Many people in Nevada use a power of attorney as an important piece of their overall estate plans. A power of attorney may be used to allow another person to conduct business on behalf of the grantor’s becoming incapacitated.
Powers of attorney used to expire after a set time period, but most states now allow the documents to be drafted as durable ones, meaning they will not expire unless the grantor revokes them. The laws governing a power of attorney vary from state to state, so if a person moves, he or she should meet with an estate planning attorney to update the power of attorney to conform to the laws of the new state.
People should consider regularly reviewing their power of attorney as well as the other documents contained in their estate plan. Although the power of attorney may be a durable one, it should still be reviewed for its effectiveness. For example, people may later decide to choose a different agent who will hold the authority granted by the document. The laws may change as well, necessitating a corresponding change to the document.
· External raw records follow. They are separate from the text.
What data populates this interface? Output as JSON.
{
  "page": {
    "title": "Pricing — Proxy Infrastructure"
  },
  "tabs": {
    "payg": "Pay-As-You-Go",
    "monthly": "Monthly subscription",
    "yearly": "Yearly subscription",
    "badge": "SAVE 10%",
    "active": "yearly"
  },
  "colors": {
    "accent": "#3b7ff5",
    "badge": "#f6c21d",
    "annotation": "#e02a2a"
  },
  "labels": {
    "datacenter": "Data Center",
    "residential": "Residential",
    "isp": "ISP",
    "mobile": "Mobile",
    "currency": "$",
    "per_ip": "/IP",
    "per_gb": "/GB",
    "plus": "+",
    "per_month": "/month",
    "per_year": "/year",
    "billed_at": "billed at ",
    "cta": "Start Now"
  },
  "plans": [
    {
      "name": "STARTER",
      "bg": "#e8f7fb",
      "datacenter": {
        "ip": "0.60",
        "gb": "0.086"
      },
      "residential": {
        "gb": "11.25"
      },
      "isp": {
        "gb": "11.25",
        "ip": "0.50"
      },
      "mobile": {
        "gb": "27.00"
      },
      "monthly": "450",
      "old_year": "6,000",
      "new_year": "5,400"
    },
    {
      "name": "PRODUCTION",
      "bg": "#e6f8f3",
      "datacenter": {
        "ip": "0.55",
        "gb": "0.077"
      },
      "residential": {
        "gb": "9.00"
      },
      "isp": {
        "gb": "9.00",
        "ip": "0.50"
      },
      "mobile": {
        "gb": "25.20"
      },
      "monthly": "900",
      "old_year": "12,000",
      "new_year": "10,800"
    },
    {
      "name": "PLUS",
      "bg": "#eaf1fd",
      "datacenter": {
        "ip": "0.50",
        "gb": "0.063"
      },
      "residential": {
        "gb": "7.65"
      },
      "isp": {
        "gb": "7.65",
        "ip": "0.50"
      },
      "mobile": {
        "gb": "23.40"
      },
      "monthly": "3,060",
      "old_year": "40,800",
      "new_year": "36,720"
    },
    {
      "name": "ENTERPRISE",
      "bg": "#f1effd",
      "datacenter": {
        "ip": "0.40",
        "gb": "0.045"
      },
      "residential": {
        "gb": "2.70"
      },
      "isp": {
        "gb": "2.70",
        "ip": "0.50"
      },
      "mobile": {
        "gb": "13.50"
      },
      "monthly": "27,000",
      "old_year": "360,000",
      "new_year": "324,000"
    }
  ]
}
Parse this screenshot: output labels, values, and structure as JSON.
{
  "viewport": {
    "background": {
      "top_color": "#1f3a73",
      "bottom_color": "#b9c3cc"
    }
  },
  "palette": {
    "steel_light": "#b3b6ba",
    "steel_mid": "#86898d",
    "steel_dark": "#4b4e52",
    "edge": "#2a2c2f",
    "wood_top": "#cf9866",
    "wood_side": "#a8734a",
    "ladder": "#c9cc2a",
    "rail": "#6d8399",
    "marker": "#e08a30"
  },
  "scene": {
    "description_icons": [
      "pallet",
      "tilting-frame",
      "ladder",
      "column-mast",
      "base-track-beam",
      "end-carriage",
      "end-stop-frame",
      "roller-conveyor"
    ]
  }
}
Having a power of attorney in place can help people protect their finances in the event they become incapacitated by an unexpected illness or accident. The document can be written in a manner that it goes into effect only upon a triggering event. With such a document, the person’s family will not have to go to probate court in order to seek the appointment of a guardian. If people do not have a power of attorney in place, they should consider drafting one. An estate planning attorney may be able to help with drafting a legally sound document according to the current laws of the state.